Gloria/Segunda parte/XXII

Esperanza de salvación

-Vengo -dijo el buen caballero algo turbado-, a anunciarte una visita, y no podrás ahora negarte a recibirla, porque se trata de una cosa muy importante, muy grave, muy lisonjera; en resumidas cuentas: ahí está y va a subir a verte, porque lo mando yo... Es cuestión de vida o muerte.

Gloria no contestó una sola palabra; tan confundida y absorta estaba. D.ª Serafina iba a decir algo, pero no pudo porque su hermano se retiró con presteza. No tuvieron tiempo de hacer comentarios sobre aquella visita y el misterioso anuncio, porque al poco rato regresó don Buenaventura acompañado de Daniel Morton, vestido completamente de negro, hermoso y tétrico. Parecía recién salido de una enfermedad grave, o que en una noche había vivido diez años. Gloria al verle sintió el más radical desconcierto en todo su ser y se quedó como muerta. Turbose de tal modo su espíritu, que creía soñar o ser presa de un delirio, cuando oyó a su tío pronunciar estas palabras:

-Querida Gloria, querida hermana, tengo el más vivo placer al anunciar a entrambas que nuestra santa religión ha hecho hoy una gran conquista. El Sr. Morton, que está presente, abraza el catolicismo.

El efecto de estas palabras fue tremendo, como la voz de Jehová en las alturas. Gloria y su tía eran dos estatuas.

-Lo que mi ilustre amigo dice -manifestó Daniel-, es verdad. Al tomar esta resolución he creído deber anunciarlo a quien puede vanagloriarse de ser el ángel de mi conversión.

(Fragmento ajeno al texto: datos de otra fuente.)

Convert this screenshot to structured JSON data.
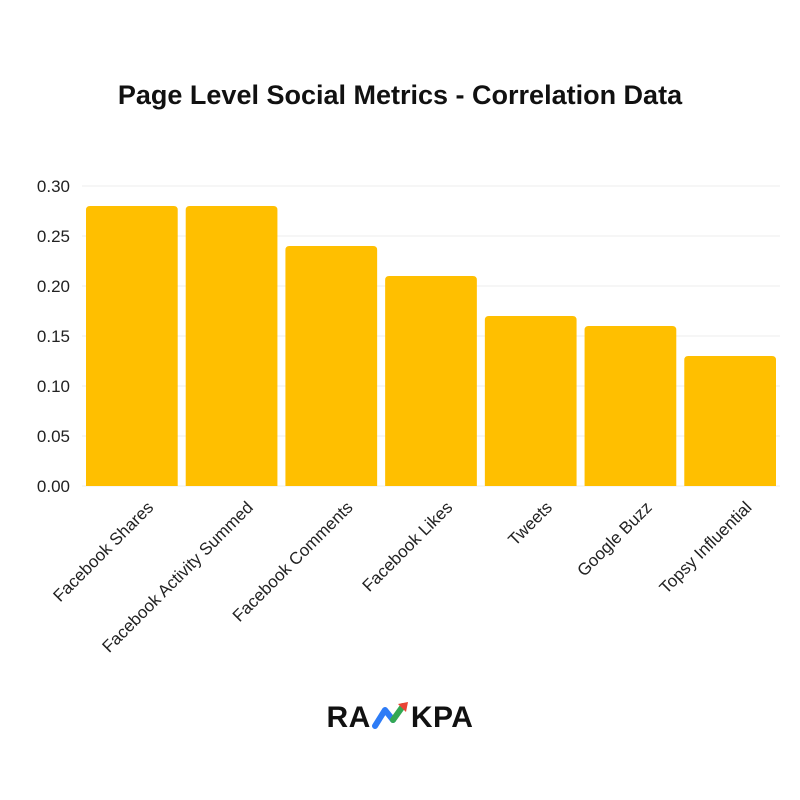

Nada hay ni más glorioso ni más digno de regocijo para el cristianismo que la entrada de un infiel en el reino de Cristo; y sin embargo de esto, Serafinita que era, como hemos visto, una especie de candidato a la perfección cristiana, experimentó en el primer momento después de oír la plausible nueva una contrariedad vivísima. Esta contrariedad, justo es decirlo, pasó como un relámpago, porque la rectitud que moraba en el espíritu de la buena señora ocupando todo el lugar que le permitía la exaltación mística, estableció el dominio del Verbo, de la razón universal, o sea, de la luz verdadera que alumbra a todo hombre que viene a este mundo, según el Evangelista. Pero aun rindiendo culto a la razón externa, siempre quedó en el espíritu de la señora algo que no era el júbilo de la Iglesia triunfante. Podremos expresar, aunque pálidamente, el estado de su alma, diciendo que se resignó a alegrarse por la salvación del judío. Este sentimiento extraño tomaba la forma de lástima de su sobrina, por la desviación que iba a sufrir una preciosa vida llamada ya a las deliciosas esferas de la perfección.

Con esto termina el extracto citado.